U.S. West Texas Intermediate (WTI) crude futures were at $70.62 a barrel, down 9 cents from their last settlement.

"Oil prices are now starting to drift a little," said Greg McKenna, chief market strategist at futures brokerage AxiTrader, adding that this was due to OPEC's and Russia's "moves toward an increase in production at the June meeting".

The Middle East dominated Organization of the Petroleum Exporting Countries (OPEC) as well as a group of non-OPEC producers led by Russia started withholding output in 2017 to tighten the market and prop up prices.

But Russia, in particular, has been floating a potential end to the production cuts, with energy minister Alexander Novak saying on Thursday that restrictions on oil production could be eased "softly" if OPEC and non-OPEC countries see the oil market balancing in June. 

"The Russians have always struck me as production cut tourists keen to get off the boat and crank up production as soon as inventories were stabilised and prices once again elevated ... That possibility is top of the mind for traders and as a result oil prices are slipping," McKenna said.

 

HIGHER PRICES COME AT A COST

While Russia and OPEC benefit from higher oil prices, which have risen by almost 20 percent since the end of last year, their voluntary production cuts have opened the door to other producers to ramp up output and gain market share.

U.S. crude oil production has risen by more than a quarter in the last two years, to 10.73 million barrels per day (bpd).
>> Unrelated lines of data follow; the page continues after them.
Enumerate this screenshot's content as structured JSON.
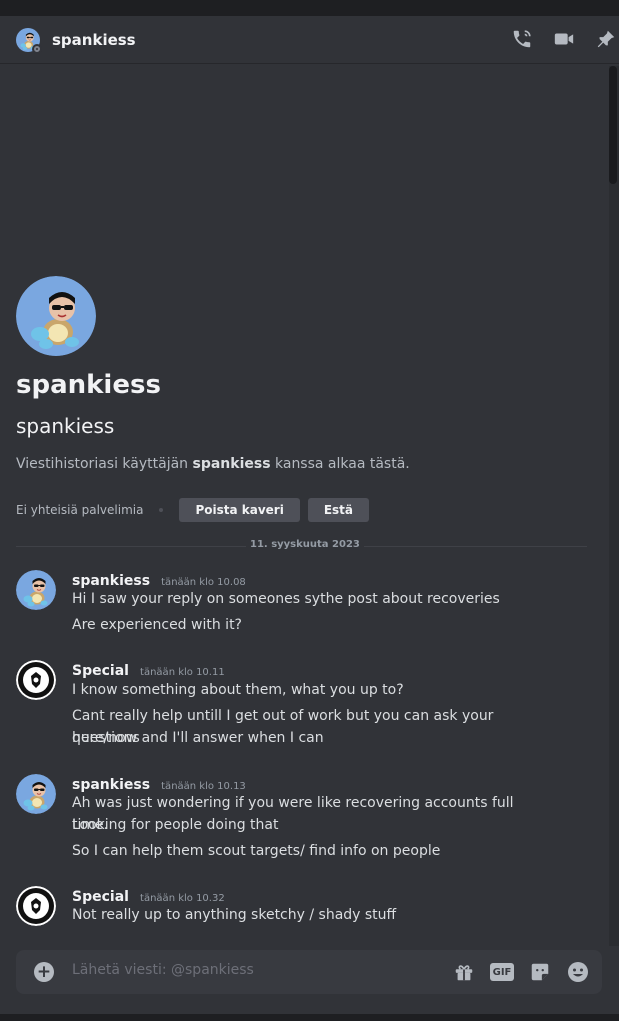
{
  "header": {
    "username": "spankiess",
    "icons": [
      "phone-call-icon",
      "video-camera-icon",
      "pin-icon"
    ]
  },
  "intro": {
    "display_name": "spankiess",
    "username": "spankiess",
    "history_prefix": "Viestihistoriasi käyttäjän ",
    "history_user": "spankiess",
    "history_suffix": " kanssa alkaa tästä.",
    "mutual_servers": "Ei yhteisiä palvelimia",
    "remove_friend_label": "Poista kaveri",
    "block_label": "Estä"
  },
  "date_divider": "11. syyskuuta 2023",
  "messages": [
    {
      "author": "spankiess",
      "time": "tänään klo 10.08",
      "lines": [
        "Hi I saw your reply on someones sythe post about recoveries",
        "Are experienced with it?"
      ]
    },
    {
      "author": "Special",
      "time": "tänään klo 10.11",
      "lines": [
        "I know something about them, what you up to?",
        "Cant really help untill I get out of work but you can ask your questions",
        "here/now and I'll answer when I can"
      ]
    },
    {
      "author": "spankiess",
      "time": "tänään klo 10.13",
      "lines": [
        "Ah was just wondering if you were like recovering accounts full time.",
        "Looking for people doing that",
        "So I can help them scout targets/ find info on people"
      ]
    },
    {
      "author": "Special",
      "time": "tänään klo 10.32",
      "lines": [
        "Not really up to anything sketchy / shady stuff"
      ]
    }
  ],
  "composer": {
    "placeholder": "Lähetä viesti: @spankiess",
    "gif_label": "GIF",
    "icons": [
      "add-attachment-icon",
      "gift-icon",
      "gif-icon",
      "sticker-icon",
      "emoji-icon"
    ]
  },
  "colors": {
    "background": "#313338",
    "header_bg": "#313338",
    "composer_bg": "#383a40",
    "avatar_blue": "#7aa7e0"
  }
}
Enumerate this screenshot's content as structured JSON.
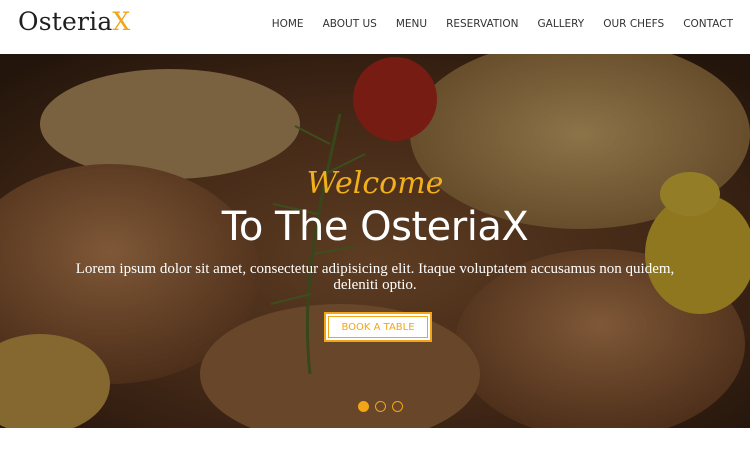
{
  "logo": {
    "main": "Osteria",
    "accent": "X"
  },
  "nav": [
    {
      "label": "HOME"
    },
    {
      "label": "ABOUT US"
    },
    {
      "label": "MENU"
    },
    {
      "label": "RESERVATION"
    },
    {
      "label": "GALLERY"
    },
    {
      "label": "OUR CHEFS"
    },
    {
      "label": "CONTACT"
    }
  ],
  "hero": {
    "welcome": "Welcome",
    "title": "To The OsteriaX",
    "text": "Lorem ipsum dolor sit amet, consectetur adipisicing elit. Itaque voluptatem accusamus non quidem, deleniti optio.",
    "button_label": "BOOK A TABLE",
    "slides": 3,
    "active_slide": 1
  },
  "colors": {
    "accent": "#f2a516",
    "text_dark": "#333333",
    "white": "#ffffff"
  }
}
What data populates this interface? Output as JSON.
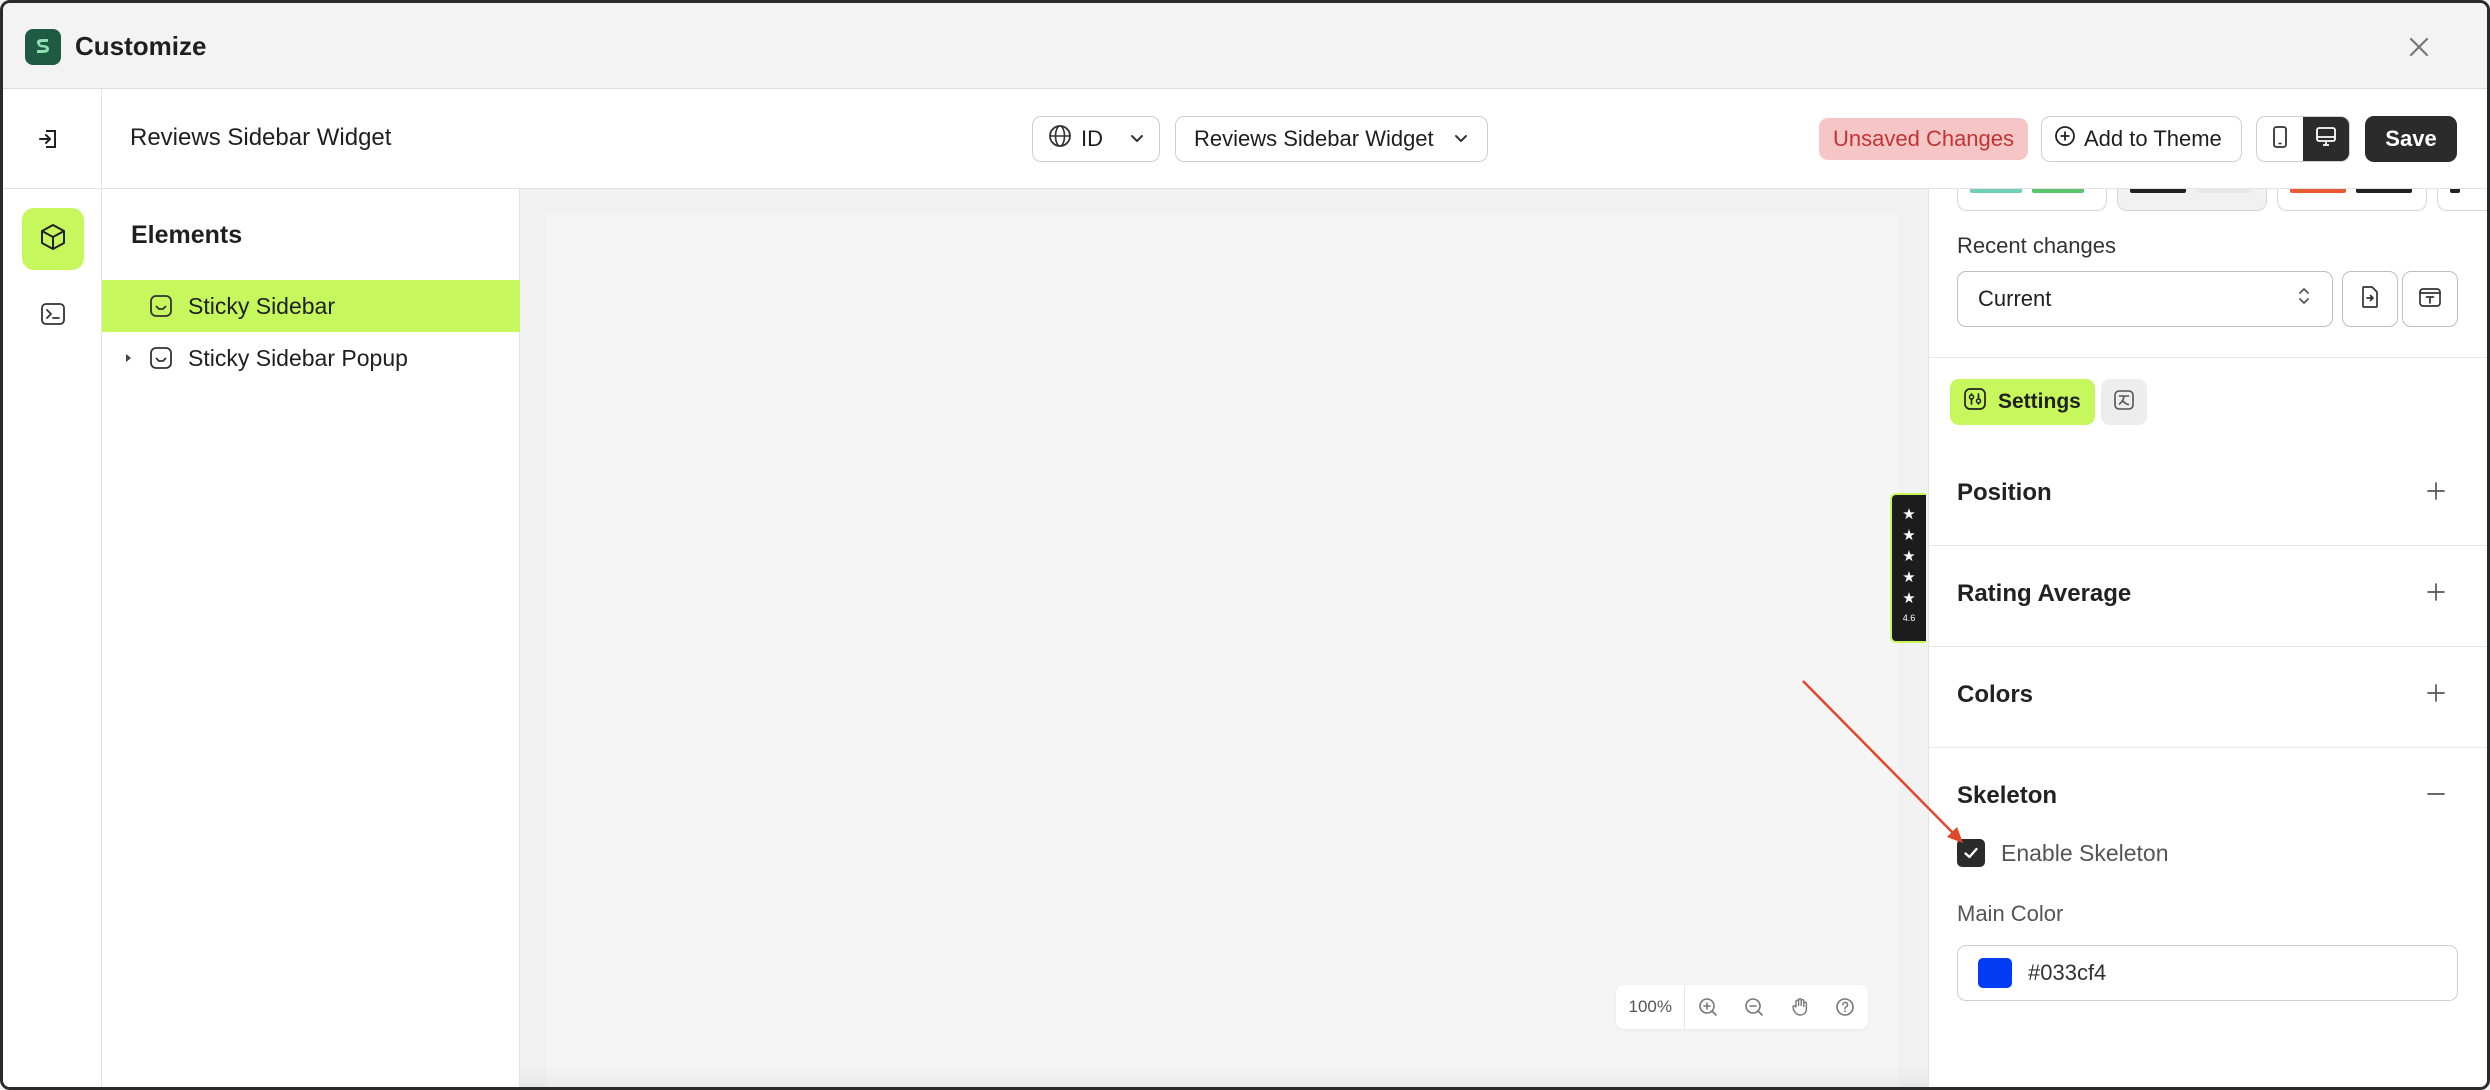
{
  "app": {
    "title": "Customize"
  },
  "toolbar": {
    "page_name": "Reviews Sidebar Widget",
    "language": "ID",
    "widget_select": "Reviews Sidebar Widget",
    "unsaved": "Unsaved Changes",
    "add_to_theme": "Add to Theme",
    "save": "Save"
  },
  "elements": {
    "title": "Elements",
    "items": [
      {
        "label": "Sticky Sidebar",
        "selected": true
      },
      {
        "label": "Sticky Sidebar Popup",
        "selected": false
      }
    ]
  },
  "canvas": {
    "rating_score": "4.6",
    "rating_stars": 5,
    "zoom": "100%"
  },
  "settings": {
    "recent_label": "Recent changes",
    "recent_value": "Current",
    "tab_settings": "Settings",
    "sections": [
      {
        "title": "Position",
        "expanded": false
      },
      {
        "title": "Rating Average",
        "expanded": false
      },
      {
        "title": "Colors",
        "expanded": false
      },
      {
        "title": "Skeleton",
        "expanded": true
      }
    ],
    "enable_skeleton_label": "Enable Skeleton",
    "enable_skeleton_checked": true,
    "main_color_label": "Main Color",
    "main_color_value": "#033cf4"
  },
  "colors": {
    "accent": "#c6f75c",
    "dark": "#2b2b2b",
    "unsaved_bg": "#f6c6c6",
    "unsaved_text": "#c23434",
    "annotation_arrow": "#e0472b"
  }
}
Only Russia produces more, at around 11 million bpd.

Output by producers like the United States, Canada or Brazil who are not bound by the OPEC/Russian led agreement to cut, will likely rise further as higher crude prices improves their profitability.

"With oil prices rising more than costs, average industry profitability has turned positive this year," Bernstein Energy said in a note this week, adding that the 50 largest listed oil companies globally "need $47 per barrel oil prices to break even in aggregate."